Every three to five years, the healthcare organization’s IT team has to reinvest in its infrastructure. This usually involves going to bat with finance and operations leaders to support increases in the budgets allocated for analytics infrastructure and tools. Whether this is upgrading the storage area network or purchasing new servers, these requests don’t add any incremental value to the organization’s customers. Instead, they require downtime or outages of the infrastructure and consume large amounts of capital that might be better spent expanding operations and supporting growth opportunities.

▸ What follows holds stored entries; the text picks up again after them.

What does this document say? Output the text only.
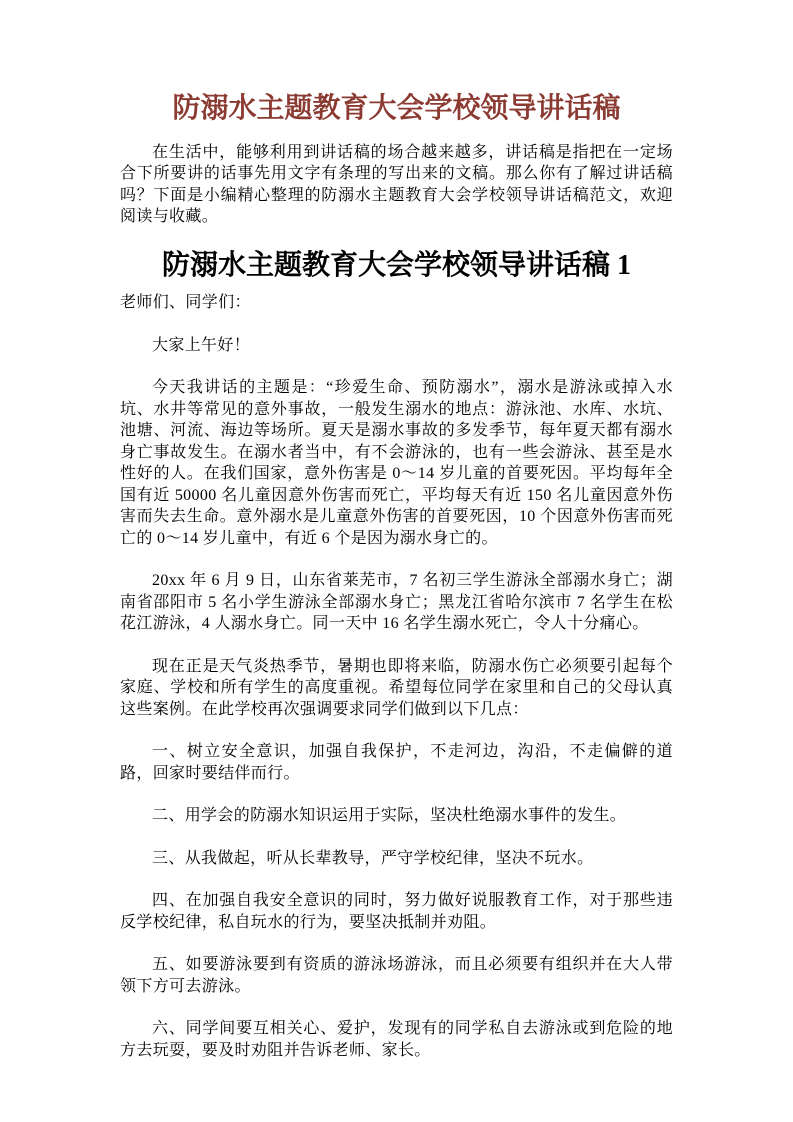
防溺水主题教育大会学校领导讲话稿

在生活中，能够利用到讲话稿的场合越来越多，讲话稿是指把在一定场合下所要讲的话事先用文字有条理的写出来的文稿。那么你有了解过讲话稿吗？下面是小编精心整理的防溺水主题教育大会学校领导讲话稿范文，欢迎阅读与收藏。

防溺水主题教育大会学校领导讲话稿 1

老师们、同学们：

大家上午好！

今天我讲话的主题是：“珍爱生命、预防溺水”，溺水是游泳或掉入水坑、水井等常见的意外事故，一般发生溺水的地点：游泳池、水库、水坑、池塘、河流、海边等场所。夏天是溺水事故的多发季节，每年夏天都有溺水身亡事故发生。在溺水者当中，有不会游泳的，也有一些会游泳、甚至是水性好的人。在我们国家，意外伤害是 0～14 岁儿童的首要死因。平均每年全国有近 50000 名儿童因意外伤害而死亡，平均每天有近 150 名儿童因意外伤害而失去生命。意外溺水是儿童意外伤害的首要死因，10 个因意外伤害而死亡的 0～14 岁儿童中，有近 6 个是因为溺水身亡的。

20xx 年 6 月 9 日，山东省莱芜市，7 名初三学生游泳全部溺水身亡；湖南省邵阳市 5 名小学生游泳全部溺水身亡；黑龙江省哈尔滨市 7 名学生在松花江游泳，4 人溺水身亡。同一天中 16 名学生溺水死亡，令人十分痛心。

现在正是天气炎热季节，暑期也即将来临，防溺水伤亡必须要引起每个家庭、学校和所有学生的高度重视。希望每位同学在家里和自己的父母认真这些案例。在此学校再次强调要求同学们做到以下几点：

一、树立安全意识，加强自我保护，不走河边，沟沿，不走偏僻的道路，回家时要结伴而行。

二、用学会的防溺水知识运用于实际，坚决杜绝溺水事件的发生。

三、从我做起，听从长辈教导，严守学校纪律，坚决不玩水。

四、在加强自我安全意识的同时，努力做好说服教育工作，对于那些违反学校纪律，私自玩水的行为，要坚决抵制并劝阻。

五、如要游泳要到有资质的游泳场游泳，而且必须要有组织并在大人带领下方可去游泳。

六、同学间要互相关心、爱护，发现有的同学私自去游泳或到危险的地方去玩耍，要及时劝阻并告诉老师、家长。
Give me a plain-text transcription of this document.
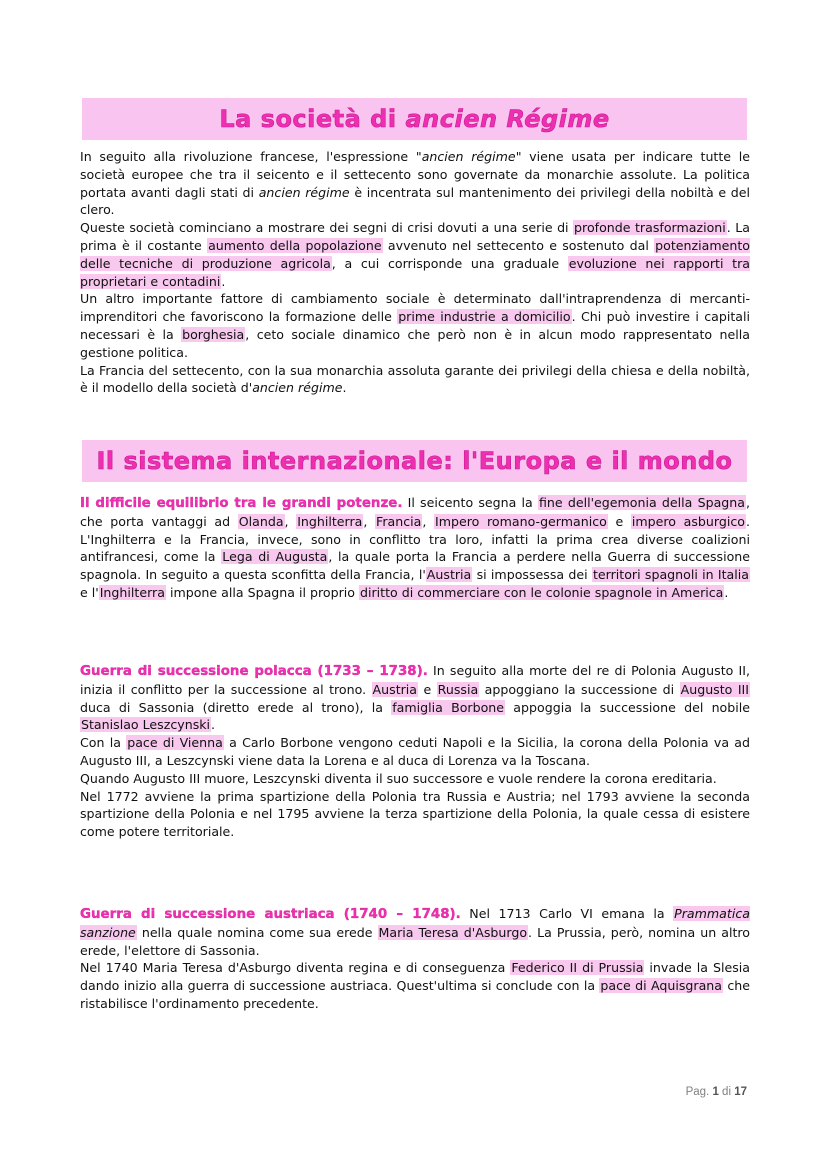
La società di ancien Régime

In seguito alla rivoluzione francese, l'espressione "ancien régime" viene usata per indicare tutte le società europee che tra il seicento e il settecento sono governate da monarchie assolute. La politica portata avanti dagli stati di ancien régime è incentrata sul mantenimento dei privilegi della nobiltà e del clero.

Queste società cominciano a mostrare dei segni di crisi dovuti a una serie di profonde trasformazioni. La prima è il costante aumento della popolazione avvenuto nel settecento e sostenuto dal potenziamento delle tecniche di produzione agricola, a cui corrisponde una graduale evoluzione nei rapporti tra proprietari e contadini.

Un altro importante fattore di cambiamento sociale è determinato dall'intraprendenza di mercanti-imprenditori che favoriscono la formazione delle prime industrie a domicilio. Chi può investire i capitali necessari è la borghesia, ceto sociale dinamico che però non è in alcun modo rappresentato nella gestione politica.

La Francia del settecento, con la sua monarchia assoluta garante dei privilegi della chiesa e della nobiltà, è il modello della società d'ancien régime.

Il sistema internazionale: l'Europa e il mondo

Il difficile equilibrio tra le grandi potenze. Il seicento segna la fine dell'egemonia della Spagna, che porta vantaggi ad Olanda, Inghilterra, Francia, Impero romano-germanico e impero asburgico. L'Inghilterra e la Francia, invece, sono in conflitto tra loro, infatti la prima crea diverse coalizioni antifrancesi, come la Lega di Augusta, la quale porta la Francia a perdere nella Guerra di successione spagnola. In seguito a questa sconfitta della Francia, l'Austria si impossessa dei territori spagnoli in Italia e l'Inghilterra impone alla Spagna il proprio diritto di commerciare con le colonie spagnole in America.

Guerra di successione polacca (1733 – 1738). In seguito alla morte del re di Polonia Augusto II, inizia il conflitto per la successione al trono. Austria e Russia appoggiano la successione di Augusto III duca di Sassonia (diretto erede al trono), la famiglia Borbone appoggia la successione del nobile Stanislao Leszcynski.

Con la pace di Vienna a Carlo Borbone vengono ceduti Napoli e la Sicilia, la corona della Polonia va ad Augusto III, a Leszcynski viene data la Lorena e al duca di Lorenza va la Toscana.

Quando Augusto III muore, Leszcynski diventa il suo successore e vuole rendere la corona ereditaria.

Nel 1772 avviene la prima spartizione della Polonia tra Russia e Austria; nel 1793 avviene la seconda spartizione della Polonia e nel 1795 avviene la terza spartizione della Polonia, la quale cessa di esistere come potere territoriale.

Guerra di successione austriaca (1740 – 1748). Nel 1713 Carlo VI emana la Prammatica sanzione nella quale nomina come sua erede Maria Teresa d'Asburgo. La Prussia, però, nomina un altro erede, l'elettore di Sassonia.

Nel 1740 Maria Teresa d'Asburgo diventa regina e di conseguenza Federico II di Prussia invade la Slesia dando inizio alla guerra di successione austriaca. Quest'ultima si conclude con la pace di Aquisgrana che ristabilisce l'ordinamento precedente.

Pag. 1 di 17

With Health Catalyst, clients get technology access as part of an annual subscription that includes all the technology, software, the DOS platform, and the hosting environment. This tech access model offers a predictable spend rate for the organization’s entire analytics program. And, unlike a homegrown solution, Health Catalyst can actually help clients achieve at least a two to one return on investment. An internal homegrown solution will be hard pressed to offer that level of return. In addition, DOS functions as an enterprise analytics platform with the ability to displace many point solutions the client has separately purchased or developed in the past.
Even though many healthcare systems have invested heavily in their homegrown proprietary systems, the demands of today’s healthcare environment are making it increasingly difficult for analytic teams to keep up. The inability to keep pace with the demands of the organization, scale for the future, and find and keep high-end resources, make it unmanageable to maintain homegrown analytic solutions indefinitely.
Health Catalyst’s DOS solution provides a comprehensive platform for analytic teams that are stretched too thin to meet the demands of the organization. DOS provides access to complete, actionable healthcare data to quickly get analysts caught up and doing complex analyses that will ultimately help the organization save money, optimize operations, and improve care.